In Situ Synthesis of Alumina Nanoparticles in a Binary Carbonate Salt Eutectic for Enhancing Heat Capacity.

A binary carbonate salt eutectic (Li(2)CO(3)-K(2)CO(3))-based nanofluid was in situ synthesized by mixing with a precursor material, aluminum nitrate nonahydrate (Al(NO(3))(3)·9H(2)O). Thermal decomposition of the precursor was successfully carried out to synthesize alumina (Al(2)O(3)) nanoparticles at 1 wt.% concentration. A thermogravimetric analysis (TGA) confirmed a complete thermal decomposition of aluminum nitrate nonahydrate to alumina nanoparticles. A transmission electron microscope (TEM) was employed to confirm the size and shape of the in situ formed nanoparticles; the result showed that they are spherical in shape and the average size was 28.7 nm with a standard deviation of 11.7 nm. Electron dispersive X-ray spectroscopy (EDS) confirmed the observed nanoparticles are alumina nanoparticles. A scanning electron microscope (SEM) was employed to study microstructural changes in the salt.
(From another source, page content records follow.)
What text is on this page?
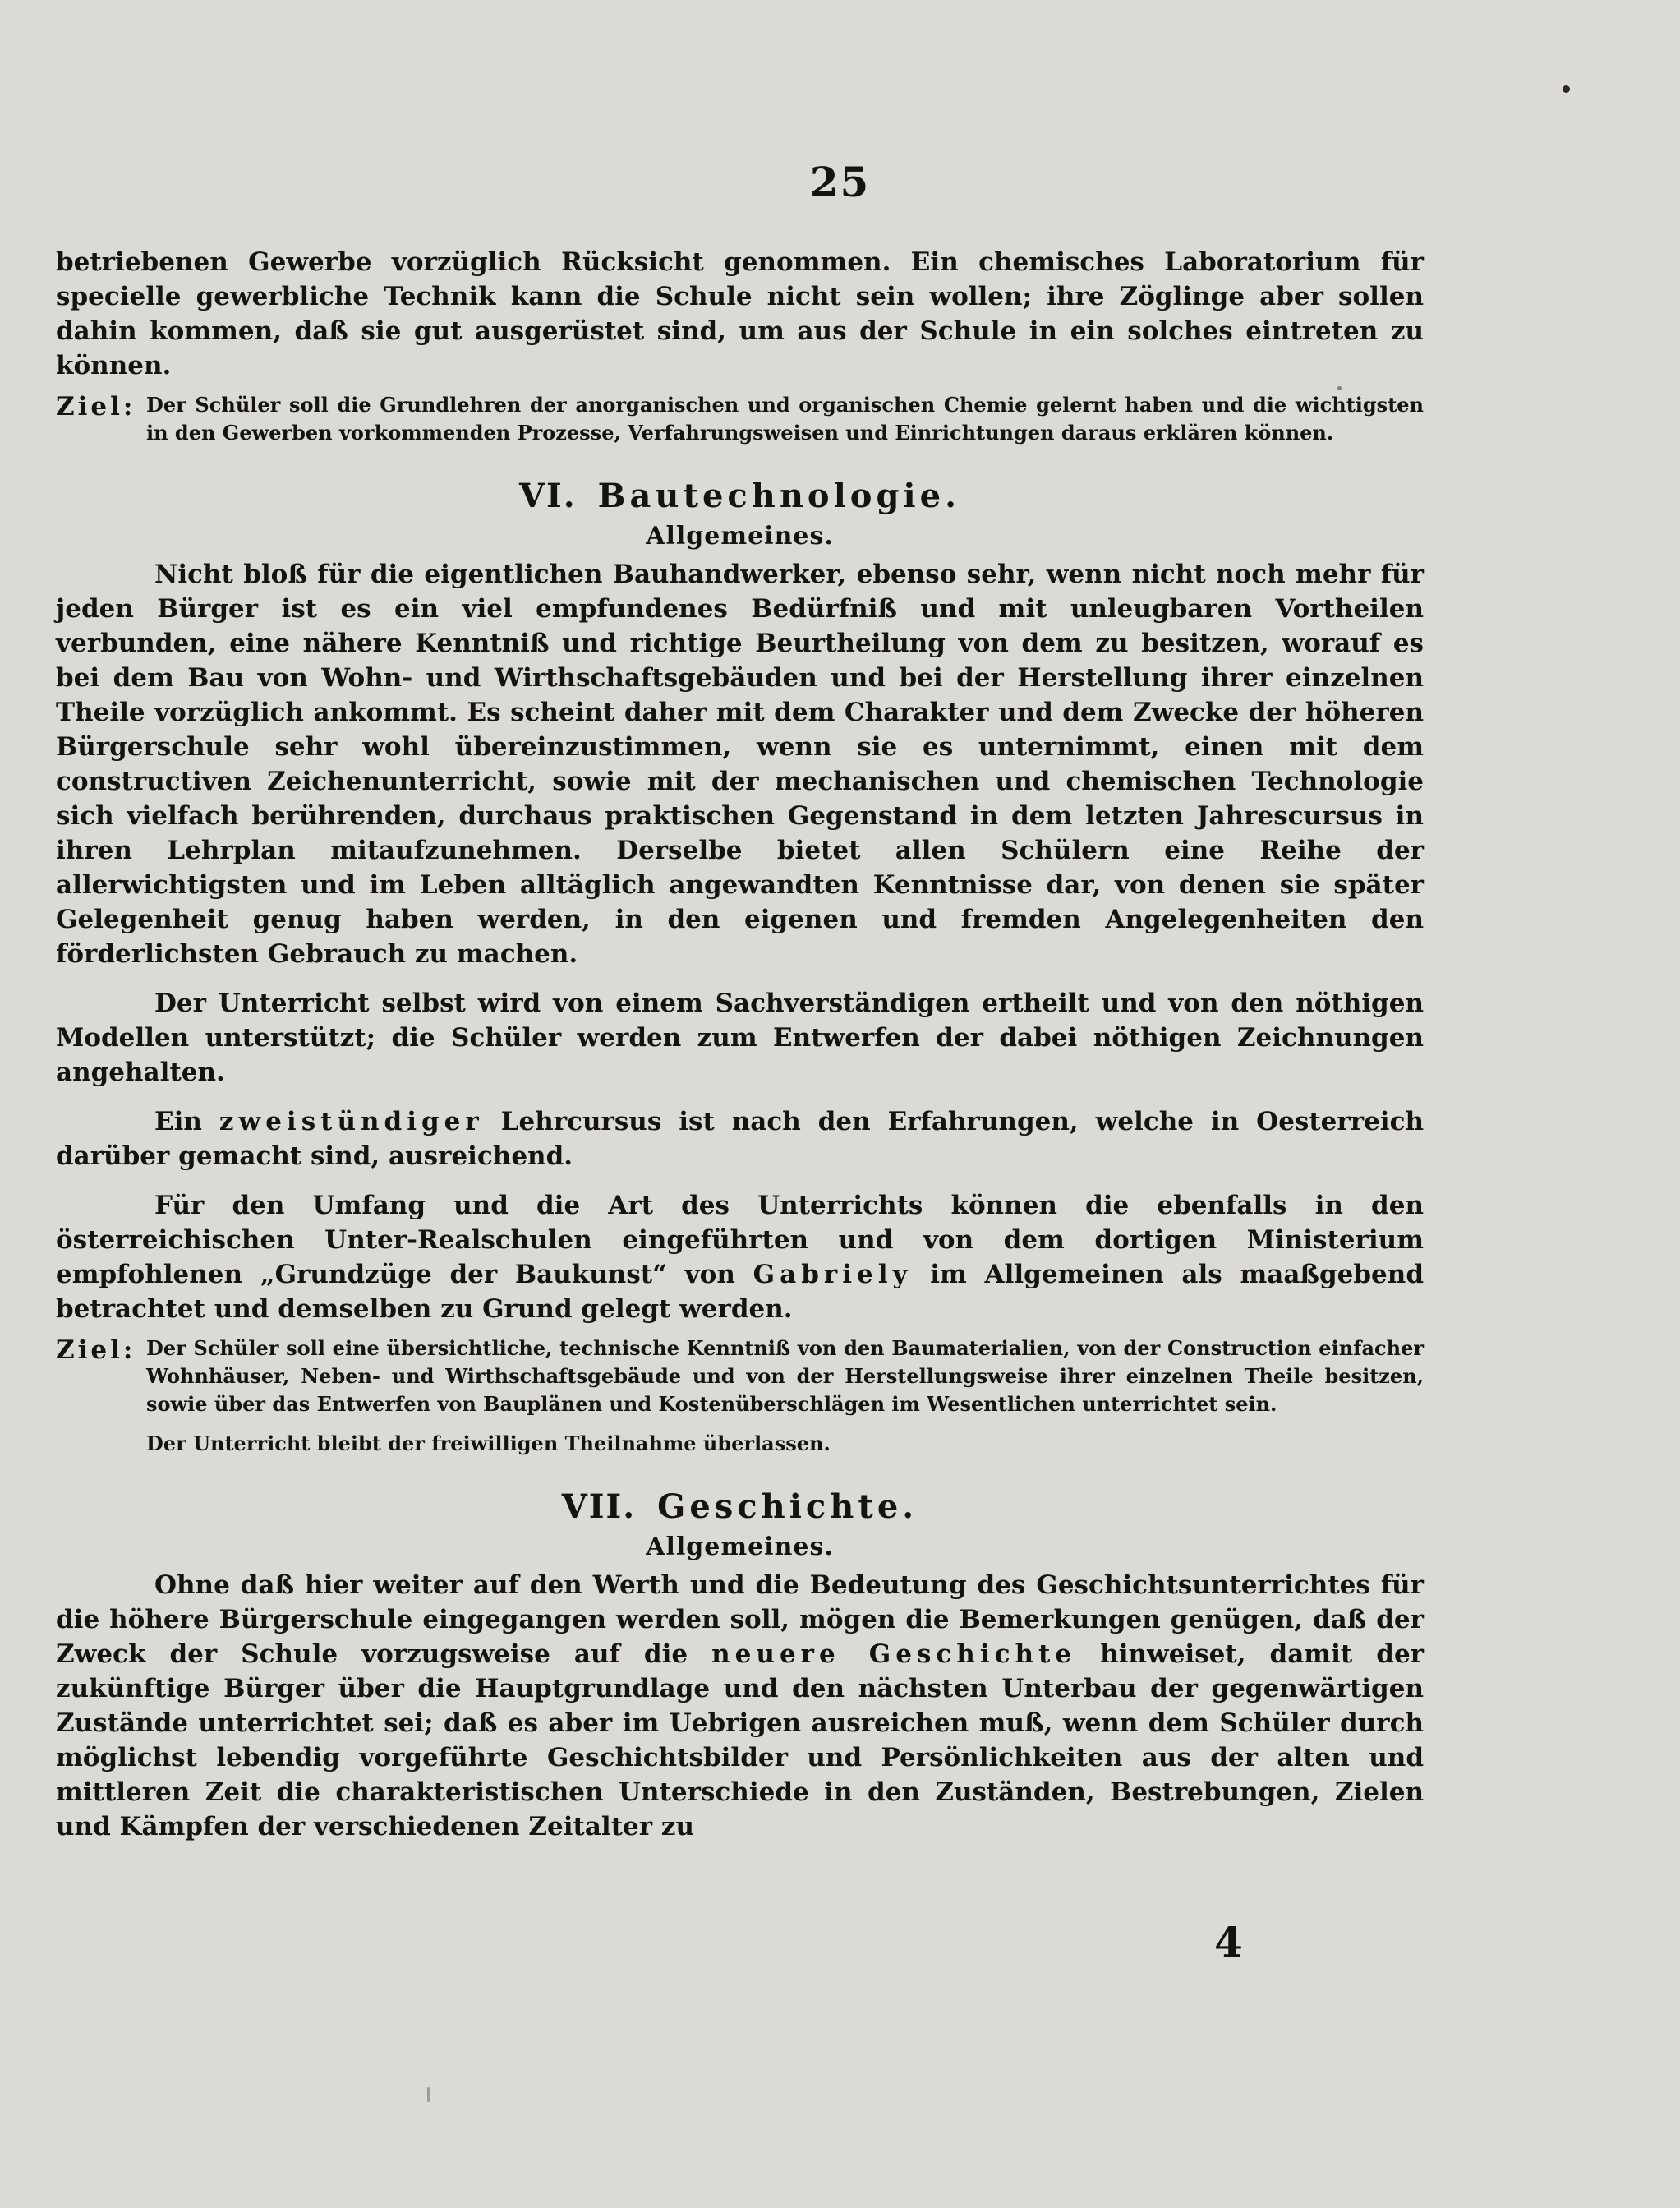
25

betriebenen Gewerbe vorzüglich Rücksicht genommen. Ein chemisches Laboratorium für specielle gewerbliche Technik kann die Schule nicht sein wollen; ihre Zöglinge aber sollen dahin kommen, daß sie gut ausgerüstet sind, um aus der Schule in ein solches eintreten zu können.

Ziel: Der Schüler soll die Grundlehren der anorganischen und organischen Chemie gelernt haben und die wichtigsten in den Gewerben vorkommenden Prozesse, Verfahrungsweisen und Einrichtungen daraus erklären können.
VI. Bautechnologie.
Allgemeines.

Nicht bloß für die eigentlichen Bauhandwerker, ebenso sehr, wenn nicht noch mehr für jeden Bürger ist es ein viel empfundenes Bedürfniß und mit unleugbaren Vortheilen verbunden, eine nähere Kenntniß und richtige Beurtheilung von dem zu besitzen, worauf es bei dem Bau von Wohn- und Wirthschaftsgebäuden und bei der Herstellung ihrer einzelnen Theile vorzüglich ankommt. Es scheint daher mit dem Charakter und dem Zwecke der höheren Bürgerschule sehr wohl übereinzustimmen, wenn sie es unternimmt, einen mit dem constructiven Zeichenunterricht, sowie mit der mechanischen und chemischen Technologie sich vielfach berührenden, durchaus praktischen Gegenstand in dem letzten Jahrescursus in ihren Lehrplan mitaufzunehmen. Derselbe bietet allen Schülern eine Reihe der allerwichtigsten und im Leben alltäglich angewandten Kenntnisse dar, von denen sie später Gelegenheit genug haben werden, in den eigenen und fremden Angelegenheiten den förderlichsten Gebrauch zu machen.

Der Unterricht selbst wird von einem Sachverständigen ertheilt und von den nöthigen Modellen unterstützt; die Schüler werden zum Entwerfen der dabei nöthigen Zeichnungen angehalten.

Ein zweistündiger Lehrcursus ist nach den Erfahrungen, welche in Oesterreich darüber gemacht sind, ausreichend.

Für den Umfang und die Art des Unterrichts können die ebenfalls in den österreichischen Unter-Realschulen eingeführten und von dem dortigen Ministerium empfohlenen „Grundzüge der Baukunst“ von Gabriely im Allgemeinen als maaßgebend betrachtet und demselben zu Grund gelegt werden.

Ziel: Der Schüler soll eine übersichtliche, technische Kenntniß von den Baumaterialien, von der Construction einfacher Wohnhäuser, Neben- und Wirthschaftsgebäude und von der Herstellungsweise ihrer einzelnen Theile besitzen, sowie über das Entwerfen von Bauplänen und Kostenüberschlägen im Wesentlichen unterrichtet sein.
Der Unterricht bleibt der freiwilligen Theilnahme überlassen.
VII. Geschichte.
Allgemeines.

Ohne daß hier weiter auf den Werth und die Bedeutung des Geschichtsunterrichtes für die höhere Bürgerschule eingegangen werden soll, mögen die Bemerkungen genügen, daß der Zweck der Schule vorzugsweise auf die neuere Geschichte hinweiset, damit der zukünftige Bürger über die Hauptgrundlage und den nächsten Unterbau der gegenwärtigen Zustände unterrichtet sei; daß es aber im Uebrigen ausreichen muß, wenn dem Schüler durch möglichst lebendig vorgeführte Geschichtsbilder und Persönlichkeiten aus der alten und mittleren Zeit die charakteristischen Unterschiede in den Zuständen, Bestrebungen, Zielen und Kämpfen der verschiedenen Zeitalter zu

4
A differential scanning calorimeter (DSC) was employed to study the heat capacity of the in situ synthesized nanofluid. The result showed that the heat capacity was enhanced by 21% at 550 °C in comparison with pure carbonate salt eutectic. About 10-11 °C decrease of the onset melting point of the binary carbonate salt eutectic was observed for the in situ synthesized nanofluids.